Indium tin oxide (ITO) is commonly used as the transparent anode for PLEDs because of its combination of high optical transmittance (>85% in the wavelength range of visible light) and low resistance (approximately 10 Ω/sq) . However, ITO has some disadvantages. The supply of indium is constrained by both mining and geopolitical issues, and ITO must be deposited by a vacuum process that is expensive to set up and maintain.
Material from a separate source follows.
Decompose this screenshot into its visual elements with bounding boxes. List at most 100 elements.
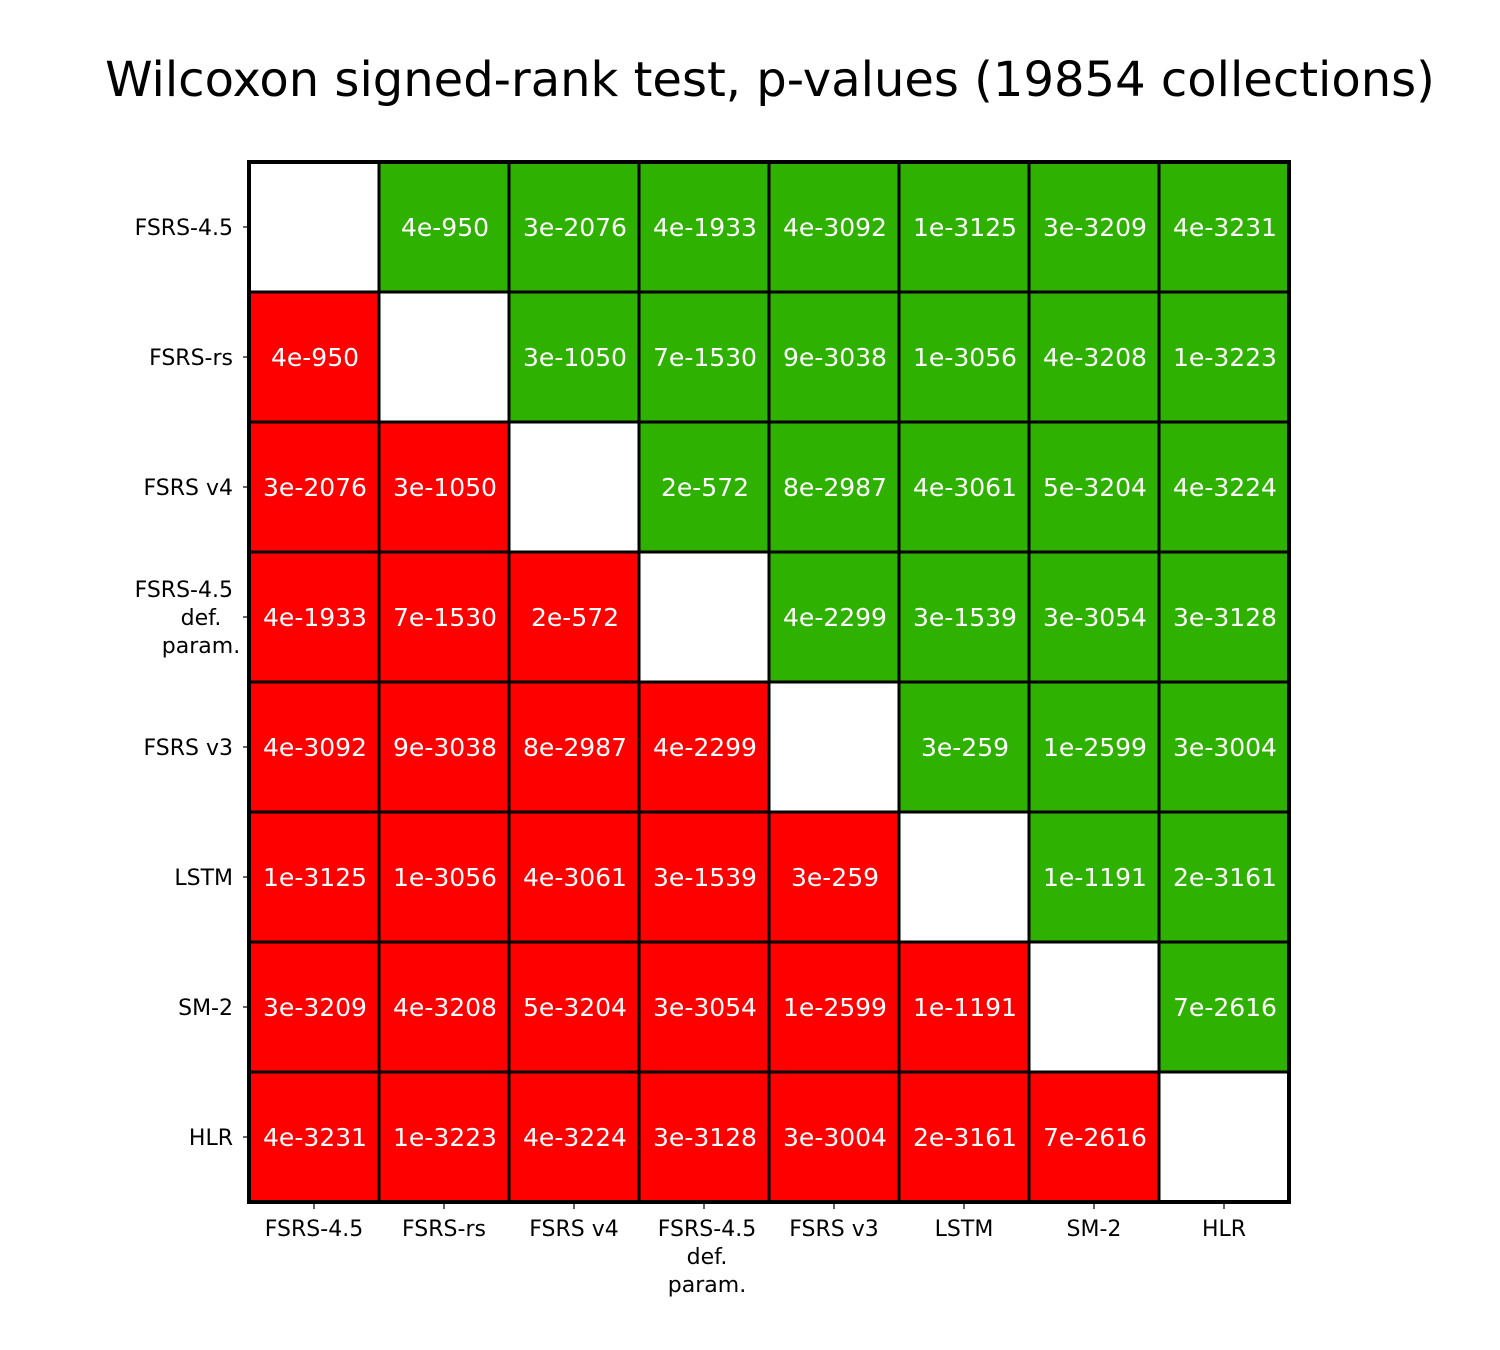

Therefore, researchers have investigated solution-processed transparent anodes such as conducting polymers and carbon nanotube films [8–12]. These anodes can be inexpensively coated by a solution process in an air environment, but their sheet resistances are ten times higher than that of ITO while their transmittance is similar [8, 11]. Thus, conducting polymers and carbon nanotube films are unsuitable as transparent anodes for PLEDs.
Fan et al. reported dielectric/metal/dielectric (DMD) multilayers such as TiO2/Ag/TiO2, InZnO/Ag/InZnO , ZnS/Ag/ZnS [15–17], WO3/Ag/WO3 (WAW) , or ZnS/Ag/WO3[19, 20] as transparent anodes. A DMD multilayer has low sheet resistance in the metal layer (approximately 5 Ω/sq) and high transmittance (>85%) because the refractive index discrepancy between the dielectric layers and the thin metal layer improves the transmittance of the metal layer . However, it has low productivity because the vacuum process for a conventional DMD multilayer requires a high-degree vacuum for an extended time and has a limited chamber volume. This problem could be overcome by using a solution process. When dielectric layers are coated by a solution process, the productivity of the DMD multilayer is greatly improved, because the dielectrics form two layers in a DMD multilayer consisting of three layers. However, it is difficult to coat a thin and uniform dielectric layer using conventional sol-gel or nanoparticle (NP) solutions [22–24].
WO3 is one of the most suitable dielectric materials for the DMD multilayer. It has a high refractive index (n = 2.0 at wavelength of 580 nm) and high transmittance (>90% in the wavelength range of visible light) as well as high electrical conductivity . However, in the conventional solution process WO3 has high surface roughness and too large particle size to form a dielectric layer thinner than 100 nm [25, 26].
In this work, we develop a WO3/Ag/WO3 multilayer transparent anode with solution-processed WO3 for PLEDs. To coat thin WO3 layers by a solution process, we devise a novel method wherein WO3 NPs are synthesized from a precursor solution by rapid conversion that obstructs the growth of particles. Thin WO3 NP layers form WAW multilayer with a thermal evaporated Ag layer, and they improve the transmittance of the WAW multilayer without degradation of the Ag conductivity. The solution-processed WAW multilayer has excellent optical and electrical properties and higher productivity than the conventional multilayer because it can be fabricated by a high volume printing technologies. The optimal structure of the WAW multilayer is calculated by optical simulation, and the results are verified by comparison with experimental values. Finally, we evaluate the luminance of PLEDs based on the WAW multilayer transparent anode.